Ladbroke Square is a garden square in Notting Hill, west London, England. They are also known as Kensington Park Gardens.

== Location ==
Ladbroke Square and its gardens lie north of Holland Park Avenue and Notting Hill Gate (part of the A40 road). To the west is Ladbroke Grove (part of the B450 road), to the south is Kensington Park Gardens (with houses on the north side backing onto the gardens), and to the northeast is Kensington Park Road (part of the B415), forming borders to the gardens in the centre. Formally, the houses of Ladbroke Square lie on the north side of the gardens. To the southeast is Notting Hill Gate tube station, the nearest underground station.

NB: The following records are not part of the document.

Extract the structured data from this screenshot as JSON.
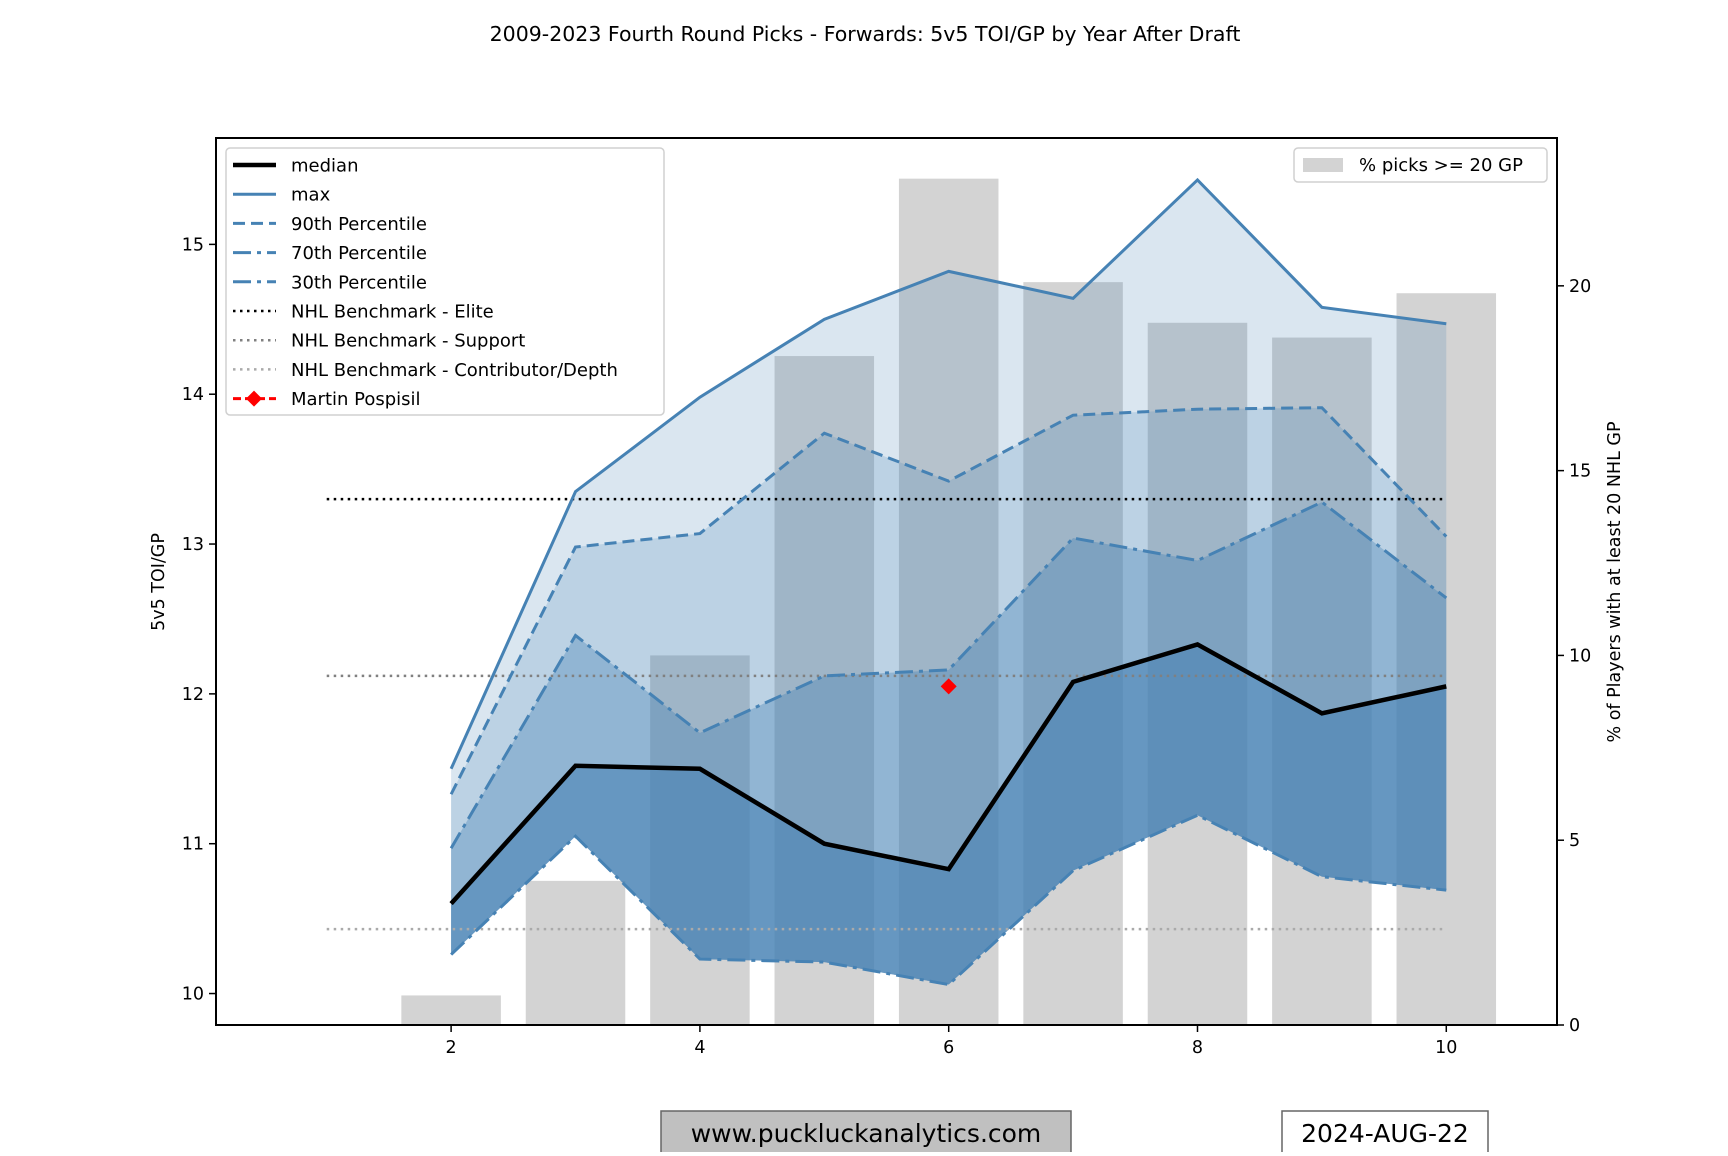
{
  "chart_data": {
    "type": "line",
    "title": "2009-2023 Fourth Round Picks - Forwards: 5v5 TOI/GP by Year After Draft",
    "xlabel": "",
    "ylabel": "5v5 TOI/GP",
    "y2label": "% of Players with at least 20 NHL GP",
    "xlim": [
      0.11,
      10.89
    ],
    "ylim": [
      9.79,
      15.71
    ],
    "y2lim": [
      0,
      24
    ],
    "x": [
      2,
      3,
      4,
      5,
      6,
      7,
      8,
      9,
      10
    ],
    "xticks": [
      "2",
      "4",
      "6",
      "8",
      "10"
    ],
    "yticks": [
      "10",
      "11",
      "12",
      "13",
      "14",
      "15"
    ],
    "y2ticks": [
      "0",
      "5",
      "10",
      "15",
      "20"
    ],
    "series": [
      {
        "name": "median",
        "values": [
          10.6,
          11.52,
          11.5,
          11.0,
          10.83,
          12.08,
          12.33,
          11.87,
          12.05
        ]
      },
      {
        "name": "max",
        "values": [
          11.5,
          13.35,
          13.98,
          14.5,
          14.82,
          14.64,
          15.43,
          14.58,
          14.47
        ]
      },
      {
        "name": "90th Percentile",
        "values": [
          11.33,
          12.98,
          13.07,
          13.74,
          13.42,
          13.86,
          13.9,
          13.91,
          13.05
        ]
      },
      {
        "name": "70th Percentile",
        "values": [
          10.97,
          12.39,
          11.74,
          12.12,
          12.16,
          13.04,
          12.89,
          13.28,
          12.64
        ]
      },
      {
        "name": "30th Percentile",
        "values": [
          10.26,
          11.05,
          10.23,
          10.21,
          10.06,
          10.82,
          11.19,
          10.78,
          10.69
        ]
      }
    ],
    "benchmarks": [
      {
        "name": "NHL Benchmark - Elite",
        "value": 13.3,
        "color": "#000000"
      },
      {
        "name": "NHL Benchmark - Support",
        "value": 12.12,
        "color": "#808080"
      },
      {
        "name": "NHL Benchmark - Contributor/Depth",
        "value": 10.43,
        "color": "#aaaaaa"
      }
    ],
    "benchmark_x": [
      1,
      10
    ],
    "player": {
      "name": "Martin Pospisil",
      "x": 6,
      "value": 12.05,
      "color": "#ff0000"
    },
    "bars": {
      "name": "% picks >= 20 GP",
      "values": [
        0.8,
        3.9,
        10.0,
        18.1,
        22.9,
        20.1,
        19.0,
        18.6,
        19.8
      ],
      "color": "#d3d3d3"
    },
    "legend_left": "top-left",
    "legend_right": "top-right",
    "grid": false,
    "accent": "#4682b4"
  },
  "footer": {
    "website": "www.puckluckanalytics.com",
    "date": "2024-AUG-22"
  }
}
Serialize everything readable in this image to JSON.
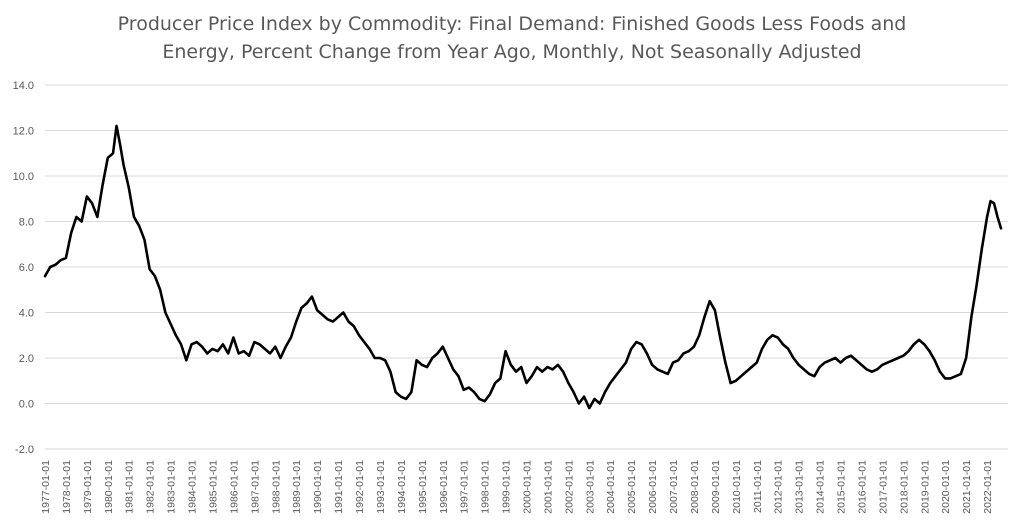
{
  "chart_data": {
    "type": "line",
    "title_lines": [
      "Producer Price Index by Commodity: Final Demand: Finished Goods Less Foods and",
      "Energy, Percent Change from Year Ago, Monthly, Not Seasonally Adjusted"
    ],
    "xlabel": "",
    "ylabel": "",
    "ylim": [
      -2.0,
      14.0
    ],
    "y_ticks": [
      "14.0",
      "12.0",
      "10.0",
      "8.0",
      "6.0",
      "4.0",
      "2.0",
      "0.0",
      "-2.0"
    ],
    "x_ticks": [
      "1977-01-01",
      "1978-01-01",
      "1979-01-01",
      "1980-01-01",
      "1981-01-01",
      "1982-01-01",
      "1983-01-01",
      "1984-01-01",
      "1985-01-01",
      "1986-01-01",
      "1987-01-01",
      "1988-01-01",
      "1989-01-01",
      "1990-01-01",
      "1991-01-01",
      "1992-01-01",
      "1993-01-01",
      "1994-01-01",
      "1995-01-01",
      "1996-01-01",
      "1997-01-01",
      "1998-01-01",
      "1999-01-01",
      "2000-01-01",
      "2001-01-01",
      "2002-01-01",
      "2003-01-01",
      "2004-01-01",
      "2005-01-01",
      "2006-01-01",
      "2007-01-01",
      "2008-01-01",
      "2009-01-01",
      "2010-01-01",
      "2011-01-01",
      "2012-01-01",
      "2013-01-01",
      "2014-01-01",
      "2015-01-01",
      "2016-01-01",
      "2017-01-01",
      "2018-01-01",
      "2019-01-01",
      "2020-01-01",
      "2021-01-01",
      "2022-01-01"
    ],
    "grid": true,
    "legend": "none",
    "line_color": "#000000",
    "series": [
      {
        "points": [
          [
            "1977-01",
            5.6
          ],
          [
            "1977-04",
            6.0
          ],
          [
            "1977-07",
            6.1
          ],
          [
            "1977-10",
            6.3
          ],
          [
            "1978-01",
            6.4
          ],
          [
            "1978-04",
            7.5
          ],
          [
            "1978-07",
            8.2
          ],
          [
            "1978-10",
            8.0
          ],
          [
            "1979-01",
            9.1
          ],
          [
            "1979-04",
            8.8
          ],
          [
            "1979-07",
            8.2
          ],
          [
            "1979-10",
            9.6
          ],
          [
            "1980-01",
            10.8
          ],
          [
            "1980-04",
            11.0
          ],
          [
            "1980-06",
            12.2
          ],
          [
            "1980-08",
            11.4
          ],
          [
            "1980-10",
            10.5
          ],
          [
            "1981-01",
            9.5
          ],
          [
            "1981-04",
            8.2
          ],
          [
            "1981-07",
            7.8
          ],
          [
            "1981-10",
            7.2
          ],
          [
            "1982-01",
            5.9
          ],
          [
            "1982-04",
            5.6
          ],
          [
            "1982-07",
            5.0
          ],
          [
            "1982-10",
            4.0
          ],
          [
            "1983-01",
            3.5
          ],
          [
            "1983-04",
            3.0
          ],
          [
            "1983-07",
            2.6
          ],
          [
            "1983-10",
            1.9
          ],
          [
            "1984-01",
            2.6
          ],
          [
            "1984-04",
            2.7
          ],
          [
            "1984-07",
            2.5
          ],
          [
            "1984-10",
            2.2
          ],
          [
            "1985-01",
            2.4
          ],
          [
            "1985-04",
            2.3
          ],
          [
            "1985-07",
            2.6
          ],
          [
            "1985-10",
            2.2
          ],
          [
            "1986-01",
            2.9
          ],
          [
            "1986-04",
            2.2
          ],
          [
            "1986-07",
            2.3
          ],
          [
            "1986-10",
            2.1
          ],
          [
            "1987-01",
            2.7
          ],
          [
            "1987-04",
            2.6
          ],
          [
            "1987-07",
            2.4
          ],
          [
            "1987-10",
            2.2
          ],
          [
            "1988-01",
            2.5
          ],
          [
            "1988-04",
            2.0
          ],
          [
            "1988-07",
            2.5
          ],
          [
            "1988-10",
            2.9
          ],
          [
            "1989-01",
            3.6
          ],
          [
            "1989-04",
            4.2
          ],
          [
            "1989-07",
            4.4
          ],
          [
            "1989-10",
            4.7
          ],
          [
            "1990-01",
            4.1
          ],
          [
            "1990-04",
            3.9
          ],
          [
            "1990-07",
            3.7
          ],
          [
            "1990-10",
            3.6
          ],
          [
            "1991-01",
            3.8
          ],
          [
            "1991-04",
            4.0
          ],
          [
            "1991-07",
            3.6
          ],
          [
            "1991-10",
            3.4
          ],
          [
            "1992-01",
            3.0
          ],
          [
            "1992-04",
            2.7
          ],
          [
            "1992-07",
            2.4
          ],
          [
            "1992-10",
            2.0
          ],
          [
            "1993-01",
            2.0
          ],
          [
            "1993-04",
            1.9
          ],
          [
            "1993-07",
            1.4
          ],
          [
            "1993-10",
            0.5
          ],
          [
            "1994-01",
            0.3
          ],
          [
            "1994-04",
            0.2
          ],
          [
            "1994-07",
            0.5
          ],
          [
            "1994-10",
            1.9
          ],
          [
            "1995-01",
            1.7
          ],
          [
            "1995-04",
            1.6
          ],
          [
            "1995-07",
            2.0
          ],
          [
            "1995-10",
            2.2
          ],
          [
            "1996-01",
            2.5
          ],
          [
            "1996-04",
            2.0
          ],
          [
            "1996-07",
            1.5
          ],
          [
            "1996-10",
            1.2
          ],
          [
            "1997-01",
            0.6
          ],
          [
            "1997-04",
            0.7
          ],
          [
            "1997-07",
            0.5
          ],
          [
            "1997-10",
            0.2
          ],
          [
            "1998-01",
            0.1
          ],
          [
            "1998-04",
            0.4
          ],
          [
            "1998-07",
            0.9
          ],
          [
            "1998-10",
            1.1
          ],
          [
            "1999-01",
            2.3
          ],
          [
            "1999-04",
            1.7
          ],
          [
            "1999-07",
            1.4
          ],
          [
            "1999-10",
            1.6
          ],
          [
            "2000-01",
            0.9
          ],
          [
            "2000-04",
            1.2
          ],
          [
            "2000-07",
            1.6
          ],
          [
            "2000-10",
            1.4
          ],
          [
            "2001-01",
            1.6
          ],
          [
            "2001-04",
            1.5
          ],
          [
            "2001-07",
            1.7
          ],
          [
            "2001-10",
            1.4
          ],
          [
            "2002-01",
            0.9
          ],
          [
            "2002-04",
            0.5
          ],
          [
            "2002-07",
            0.0
          ],
          [
            "2002-10",
            0.3
          ],
          [
            "2003-01",
            -0.2
          ],
          [
            "2003-04",
            0.2
          ],
          [
            "2003-07",
            0.0
          ],
          [
            "2003-10",
            0.5
          ],
          [
            "2004-01",
            0.9
          ],
          [
            "2004-04",
            1.2
          ],
          [
            "2004-07",
            1.5
          ],
          [
            "2004-10",
            1.8
          ],
          [
            "2005-01",
            2.4
          ],
          [
            "2005-04",
            2.7
          ],
          [
            "2005-07",
            2.6
          ],
          [
            "2005-10",
            2.2
          ],
          [
            "2006-01",
            1.7
          ],
          [
            "2006-04",
            1.5
          ],
          [
            "2006-07",
            1.4
          ],
          [
            "2006-10",
            1.3
          ],
          [
            "2007-01",
            1.8
          ],
          [
            "2007-04",
            1.9
          ],
          [
            "2007-07",
            2.2
          ],
          [
            "2007-10",
            2.3
          ],
          [
            "2008-01",
            2.5
          ],
          [
            "2008-04",
            3.0
          ],
          [
            "2008-07",
            3.8
          ],
          [
            "2008-10",
            4.5
          ],
          [
            "2009-01",
            4.1
          ],
          [
            "2009-04",
            2.9
          ],
          [
            "2009-07",
            1.8
          ],
          [
            "2009-10",
            0.9
          ],
          [
            "2010-01",
            1.0
          ],
          [
            "2010-04",
            1.2
          ],
          [
            "2010-07",
            1.4
          ],
          [
            "2010-10",
            1.6
          ],
          [
            "2011-01",
            1.8
          ],
          [
            "2011-04",
            2.4
          ],
          [
            "2011-07",
            2.8
          ],
          [
            "2011-10",
            3.0
          ],
          [
            "2012-01",
            2.9
          ],
          [
            "2012-04",
            2.6
          ],
          [
            "2012-07",
            2.4
          ],
          [
            "2012-10",
            2.0
          ],
          [
            "2013-01",
            1.7
          ],
          [
            "2013-04",
            1.5
          ],
          [
            "2013-07",
            1.3
          ],
          [
            "2013-10",
            1.2
          ],
          [
            "2014-01",
            1.6
          ],
          [
            "2014-04",
            1.8
          ],
          [
            "2014-07",
            1.9
          ],
          [
            "2014-10",
            2.0
          ],
          [
            "2015-01",
            1.8
          ],
          [
            "2015-04",
            2.0
          ],
          [
            "2015-07",
            2.1
          ],
          [
            "2015-10",
            1.9
          ],
          [
            "2016-01",
            1.7
          ],
          [
            "2016-04",
            1.5
          ],
          [
            "2016-07",
            1.4
          ],
          [
            "2016-10",
            1.5
          ],
          [
            "2017-01",
            1.7
          ],
          [
            "2017-04",
            1.8
          ],
          [
            "2017-07",
            1.9
          ],
          [
            "2017-10",
            2.0
          ],
          [
            "2018-01",
            2.1
          ],
          [
            "2018-04",
            2.3
          ],
          [
            "2018-07",
            2.6
          ],
          [
            "2018-10",
            2.8
          ],
          [
            "2019-01",
            2.6
          ],
          [
            "2019-04",
            2.3
          ],
          [
            "2019-07",
            1.9
          ],
          [
            "2019-10",
            1.4
          ],
          [
            "2020-01",
            1.1
          ],
          [
            "2020-04",
            1.1
          ],
          [
            "2020-07",
            1.2
          ],
          [
            "2020-10",
            1.3
          ],
          [
            "2021-01",
            2.0
          ],
          [
            "2021-04",
            3.8
          ],
          [
            "2021-07",
            5.2
          ],
          [
            "2021-10",
            6.8
          ],
          [
            "2022-01",
            8.2
          ],
          [
            "2022-03",
            8.9
          ],
          [
            "2022-05",
            8.8
          ],
          [
            "2022-07",
            8.2
          ],
          [
            "2022-09",
            7.7
          ]
        ]
      }
    ]
  }
}
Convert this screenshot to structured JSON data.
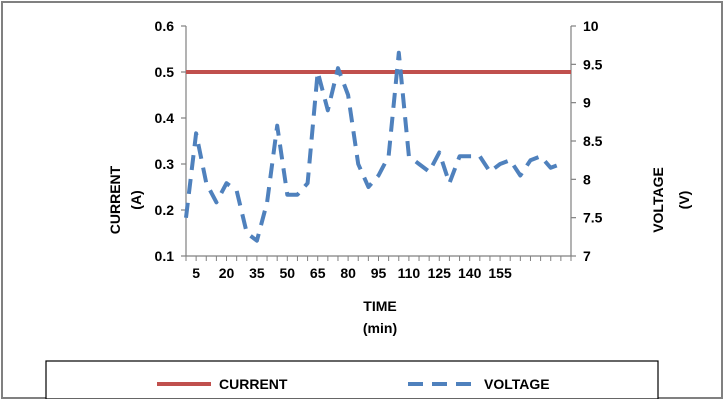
{
  "chart_data": {
    "type": "line",
    "x_tick_labels": [
      "5",
      "20",
      "35",
      "50",
      "65",
      "80",
      "95",
      "110",
      "125",
      "140",
      "155"
    ],
    "xlabel_line1": "TIME",
    "xlabel_line2": "(min)",
    "y_left": {
      "label_line1": "CURRENT",
      "label_line2": "(A)",
      "ylim": [
        0.1,
        0.6
      ],
      "ticks": [
        "0.1",
        "0.2",
        "0.3",
        "0.4",
        "0.5",
        "0.6"
      ]
    },
    "y_right": {
      "label_line1": "VOLTAGE",
      "label_line2": "(V)",
      "ylim": [
        7,
        10
      ],
      "ticks": [
        "7",
        "7.5",
        "8",
        "8.5",
        "9",
        "9.5",
        "10"
      ]
    },
    "series": [
      {
        "name": "CURRENT",
        "axis": "left",
        "color": "#c0504d",
        "style": "solid",
        "x": [
          0,
          190
        ],
        "y": [
          0.5,
          0.5
        ]
      },
      {
        "name": "VOLTAGE",
        "axis": "right",
        "color": "#4f81bd",
        "style": "dashed",
        "x": [
          0,
          5,
          10,
          15,
          20,
          25,
          30,
          35,
          40,
          45,
          50,
          55,
          60,
          65,
          70,
          75,
          80,
          85,
          90,
          95,
          100,
          105,
          110,
          115,
          120,
          125,
          130,
          135,
          140,
          145,
          150,
          155,
          160,
          165,
          170,
          175,
          180,
          185
        ],
        "y": [
          7.5,
          8.6,
          7.95,
          7.7,
          7.95,
          7.85,
          7.3,
          7.2,
          7.7,
          8.7,
          7.8,
          7.8,
          7.95,
          9.4,
          8.9,
          9.45,
          9.1,
          8.2,
          7.9,
          8.05,
          8.3,
          9.65,
          8.3,
          8.2,
          8.1,
          8.35,
          7.95,
          8.3,
          8.3,
          8.3,
          8.1,
          8.2,
          8.25,
          8.05,
          8.25,
          8.3,
          8.15,
          8.2
        ]
      }
    ]
  }
}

The Ladbroke Square Montessori School is located at 43 Ladbroke Square.

== Gardens ==
The gardens form the largest of the 16 communal gardens of the historic Ladbroke Estate. Covering approximately 7 acres, it is one of the largest private garden squares in London and is Grade II listed by English Heritage. Surrounded by railings, there are mature trees in the gardens and a long straight walk along the north side, together with other curving paths. The three-hectare garden is only open to local residents.

== History ==
The garden square was originally the site of a racecourse, known as the Hippodrome, which was created in 1837 by John Whyte, but which was unsuccessful. The area was laid out and developed in the 1840s. An 1849 plan by the architect Thomas Allason included the gardens laid out as they are today.

==Notable residents==
- Sir John Scott (1814–1898), a governor of British Guiana, retired to 21, Kensington Park Gardens, as Ladbroke Square was then called.
- Maurice Cole, concert pianist, lived at No. 8 with his violinist wife Winifred Small, after their marriage in 1927 and into the 1930s.